On the surface interaction of C60 with superalkalis: a computational approach
Published in Molecular Physics, 2022
After the discovery of C60 fullerene [1], carbon nanostructures played a key role in the development of new advanced materials having potential applications ranging from solar cells to cancer therapy [2]. Due to its high electron affinity, fullerene can transport the charge effectively and consequently, can be used as a potential acceptor in photovoltaic cells [3]. Furthermore, C60 can act as an excellent electrophile and form stable C60n− systems, for n = 1–6, with the addition of electrons [4]. The space within the C60 allows encapsulating atoms or clusters, forming endohedral fullerenes [5–8]. When these atoms or clusters are attached to the outer surface of the C60, an exohedral fullerene is formed.
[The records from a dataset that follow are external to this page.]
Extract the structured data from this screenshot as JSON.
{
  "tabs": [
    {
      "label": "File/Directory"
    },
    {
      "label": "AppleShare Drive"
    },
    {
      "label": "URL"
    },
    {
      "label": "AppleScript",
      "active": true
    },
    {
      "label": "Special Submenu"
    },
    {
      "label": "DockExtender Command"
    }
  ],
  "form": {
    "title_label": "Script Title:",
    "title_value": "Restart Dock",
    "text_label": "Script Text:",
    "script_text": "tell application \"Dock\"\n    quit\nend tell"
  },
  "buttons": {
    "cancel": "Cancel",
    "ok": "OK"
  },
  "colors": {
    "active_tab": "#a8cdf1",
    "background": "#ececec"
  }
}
One of the important applications of exohedral fullerene is the superconducting behaviour of M3C60 (M = alkali metal) complexes with high transition temperature [9]. The reduction of C60 is also important due to the fact that neutral C60 shows poor reactivity towards electrophiles. This reduction to fullerenides activates the fullerene cage as C60 anions become electron-rich and consequently, react with electrophiles. Varganov et al. [10] studied the exohedral and endohedral complexes of C60 with Li atom. In this work, we study the interaction of C60 and superalkali (SA) clusters, which leads to SAC60 complexes.